OpenAI experts trained a neural network to play Minecraft at a level as high as human players.
The neural network was trained over 70,000 hours of various in-game footage, supplemented by a small database videos in which contractors performed specific in-game tasks, with the keyboard and Mouse entries also recorded.
After fine-tuning, OpenAI discovered that the model was capable of performing all sorts of complex skills, from swimming to hunting animals and eating their meat. He also grabbed the “pillar jump”, a move where the player places a block of material under them mid-jump in order to gain altitude.
Perhaps most impressively, the AI was able to craft diamond tools (requiring a long series of actions to be performed in sequence), which OpenAI described as an “unprecedented” achievement for a computing agent. .
A breakthrough in AI?
The significance of the Minecraft project is that it demonstrates the effectiveness of a new technique OpenAI is deploying in training AI models – called Video PreTraining (VPT) – which the company says could speed up the development of “agents using general computers”.
Historically, the difficulty of using raw video as a source for training AI models has been that What happened is quite simple to understand, but not necessarily How? ‘Or’ What. This is because the AI model would absorb the desired results, but not understand the combinations of inputs needed to achieve them.
With VPT, however, OpenAI combines a large set of video data pulled from public web sources with a pool of carefully curated footage labeled with relevant keyboard and mouse movements to establish the baseline model.
To refine the base model, the team then incorporates smaller datasets designed to teach specific tasks. In this context, OpenAI used footage of players performing early game actions such as chopping down trees and building crafting tables, which would have resulted in a “massive improvement” in the reliability with which the model was able to perform these tasks.
Another technique is to “reward” the AI model for completing each step of a sequence of tasks, a practice known as reinforcement learning. It was this process that allowed the neural network to collect all the ingredients for a diamond pickaxe with a human-level success rate.
“VPT paves the way for agents to learn how to act by watching large numbers of videos on the Internet.

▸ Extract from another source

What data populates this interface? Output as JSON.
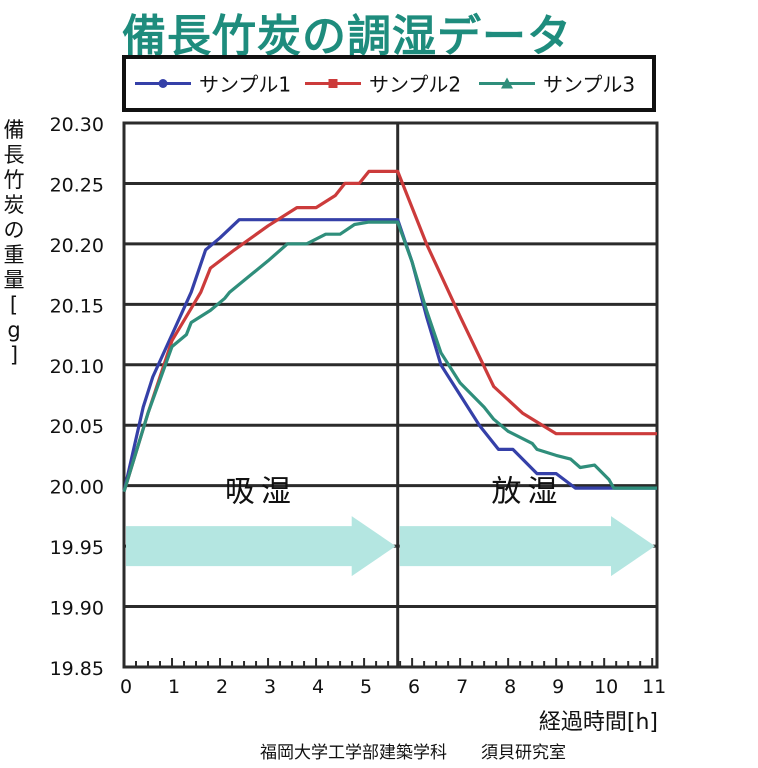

Compared to generative video modeling or contrastive methods that would only produce representational priors, VPT offers the exciting possibility of ‘directly learn large-scale behavioral priors in more areas than language,’ OpenAI explained in a blog post (opens in a new tab).
“Although we’re only experimenting in Minecraft, the game is very open and the native human interface (mouse and keyboard) is very generic, so we think our results bode well for other similar areas, e.g. using a computer.”
To encourage new experiments in space, OpenAI has partnered with the MineRL NeurIPS Contest, donating its contractor data and template code to candidates trying to use AI to solve complex Minecraft tasks. The grand prize: $100,000.